J'avais dû en voir un ou deux au ciné-club de Claude-Jean Philippe. A travers le miroir ? L'heure du loup ? Peu importe. Moi aussi, après la séance de la cinémathèque, j'ai hésité à persévérer. Je retournais à Chaillot, mais pour des trucs un peu plus légers et néanmoins d'appellation cinéphile contrôlée. Hawks, Lubitsch, un long cycle de cinéma espagnol, et Le père Noël a les yeux bleus, malheureusement associé à un autre moyen métrage, dont j'ai oublié le titre, mais pas les réalisateurs, Straub et Huillet... Ceux-là pouvaient être adoubés autant qu'ils le voulaient par Les Cahiers et toute la mafia, plus jamais ça !
Je continuais à picorer ici et là, les salles du quartier latin, Beaubourg et l'annexe de la cinémathèque. Et un cycle Bergman s'est présenté au Saint-André-des-Arts. Moi aussi. Devant les photos des films, dans le hall extérieur du cinéma, j'ai retrouvé Philippe, que je connaissais de loin, à peine une ou deux parties de flipper ensemble. Philippe m'a balancé l'enthousiasme de sa découverte bergmanienne. On en a vu quelques uns ensemble et bu quelques bières aussi. On s'est trouvé également une passion commune, le ballon rond. Entre foot et Bergman, une amitié est née. Je ne vois plus ce type, ne sais ce qu'il est devenu, mais le cinéaste suédois restera à jamais associé à mon pote limougeaud. A propos de Bergman, nous étions d'accord sur un point, très politiquement incorrect : quand il se prenait au sérieux, qu'il sombrait dans le symbolisme, comme pour Le septième sceau, ça ne valait pas un clou ! Mais quel bonheur d'assister à Une leçon d'amour, Monika, Jeux d'été, L'oeil du diable, Le silence, Persona... Je dévorai Laterna magica, puis Images avec la même dévotion que L'idiot ou Mes amis.
Quand Fanny et Alexandre est sorti, j'étais à la fac.
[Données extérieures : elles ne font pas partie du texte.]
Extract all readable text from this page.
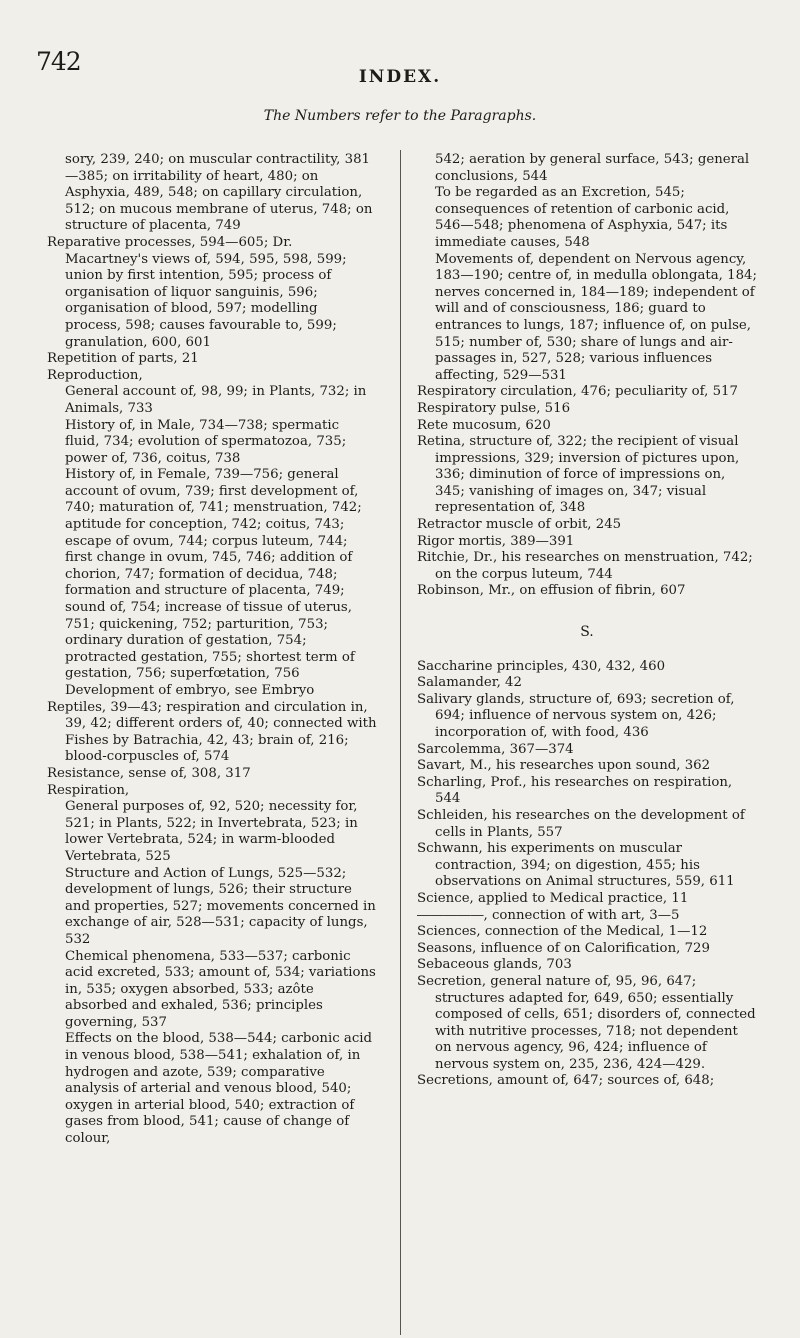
742
INDEX.
The Numbers refer to the Paragraphs.

sory, 239, 240; on muscular contractility, 381—385; on irritability of heart, 480; on Asphyxia, 489, 548; on capillary circulation, 512; on mucous membrane of uterus, 748; on structure of placenta, 749

Reparative processes, 594—605; Dr. Macartney's views of, 594, 595, 598, 599; union by first intention, 595; process of organisation of liquor sanguinis, 596; organisation of blood, 597; modelling process, 598; causes favourable to, 599; granulation, 600, 601

Repetition of parts, 21

Reproduction,

General account of, 98, 99; in Plants, 732; in Animals, 733

History of, in Male, 734—738; spermatic fluid, 734; evolution of spermatozoa, 735; power of, 736, coitus, 738

History of, in Female, 739—756; general account of ovum, 739; first development of, 740; maturation of, 741; menstruation, 742; aptitude for conception, 742; coitus, 743; escape of ovum, 744; corpus luteum, 744; first change in ovum, 745, 746; addition of chorion, 747; formation of decidua, 748; formation and structure of placenta, 749; sound of, 754; increase of tissue of uterus, 751; quickening, 752; parturition, 753; ordinary duration of gestation, 754; protracted gestation, 755; shortest term of gestation, 756; superfœtation, 756

Development of embryo, see Embryo

Reptiles, 39—43; respiration and circulation in, 39, 42; different orders of, 40; connected with Fishes by Batrachia, 42, 43; brain of, 216; blood-corpuscles of, 574

Resistance, sense of, 308, 317

Respiration,

General purposes of, 92, 520; necessity for, 521; in Plants, 522; in Invertebrata, 523; in lower Vertebrata, 524; in warm-blooded Vertebrata, 525

Structure and Action of Lungs, 525—532; development of lungs, 526; their structure and properties, 527; movements concerned in exchange of air, 528—531; capacity of lungs, 532

Chemical phenomena, 533—537; carbonic acid excreted, 533; amount of, 534; variations in, 535; oxygen absorbed, 533; azôte absorbed and exhaled, 536; principles governing, 537

Effects on the blood, 538—544; carbonic acid in venous blood, 538—541; exhalation of, in hydrogen and azote, 539; comparative analysis of arterial and venous blood, 540; oxygen in arterial blood, 540; extraction of gases from blood, 541; cause of change of colour,

542; aeration by general surface, 543; general conclusions, 544

To be regarded as an Excretion, 545; consequences of retention of carbonic acid, 546—548; phenomena of Asphyxia, 547; its immediate causes, 548

Movements of, dependent on Nervous agency, 183—190; centre of, in medulla oblongata, 184; nerves concerned in, 184—189; independent of will and of consciousness, 186; guard to entrances to lungs, 187; influence of, on pulse, 515; number of, 530; share of lungs and air-passages in, 527, 528; various influences affecting, 529—531

Respiratory circulation, 476; peculiarity of, 517

Respiratory pulse, 516

Rete mucosum, 620

Retina, structure of, 322; the recipient of visual impressions, 329; inversion of pictures upon, 336; diminution of force of impressions on, 345; vanishing of images on, 347; visual representation of, 348

Retractor muscle of orbit, 245

Rigor mortis, 389—391

Ritchie, Dr., his researches on menstruation, 742; on the corpus luteum, 744

Robinson, Mr., on effusion of fibrin, 607

S.

Saccharine principles, 430, 432, 460

Salamander, 42

Salivary glands, structure of, 693; secretion of, 694; influence of nervous system on, 426; incorporation of, with food, 436

Sarcolemma, 367—374

Savart, M., his researches upon sound, 362

Scharling, Prof., his researches on respiration, 544

Schleiden, his researches on the development of cells in Plants, 557

Schwann, his experiments on muscular contraction, 394; on digestion, 455; his observations on Animal structures, 559, 611

Science, applied to Medical practice, 11

―――――, connection of with art, 3—5

Sciences, connection of the Medical, 1—12

Seasons, influence of on Calorification, 729

Sebaceous glands, 703

Secretion, general nature of, 95, 96, 647; structures adapted for, 649, 650; essentially composed of cells, 651; disorders of, connected with nutritive processes, 718; not dependent on nervous agency, 96, 424; influence of nervous system on, 235, 236, 424—429.

Secretions, amount of, 647; sources of, 648;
Je me souviens des affiches et de ce nom intimidant. Comme celles de Love Streams de Cassavetes. Je n'avais pas osé aller voir ces films en ce temps-là, et les ai découverts avec Philippe à Chaillot deux-trois ans plus tard. Pour nous, qui connaissions si peu de la vie, ces cinéastes très différents atteignaient, chacun à leur manière, ce que l'être humain a de plus profond, honteux, sale, bouleversant... Nous sortions transformés de chaque séance. Nous étions convaincus que cela était dû à ces films, que seul le cinéma avait ce pouvoir. Aujourd'hui, lorsque je vois le jeune homme que j'étais, je ne peux qu'être gêné devant tant d'arrogance et de certitude, mais je me demande tout de même si nous n'avions pas raison.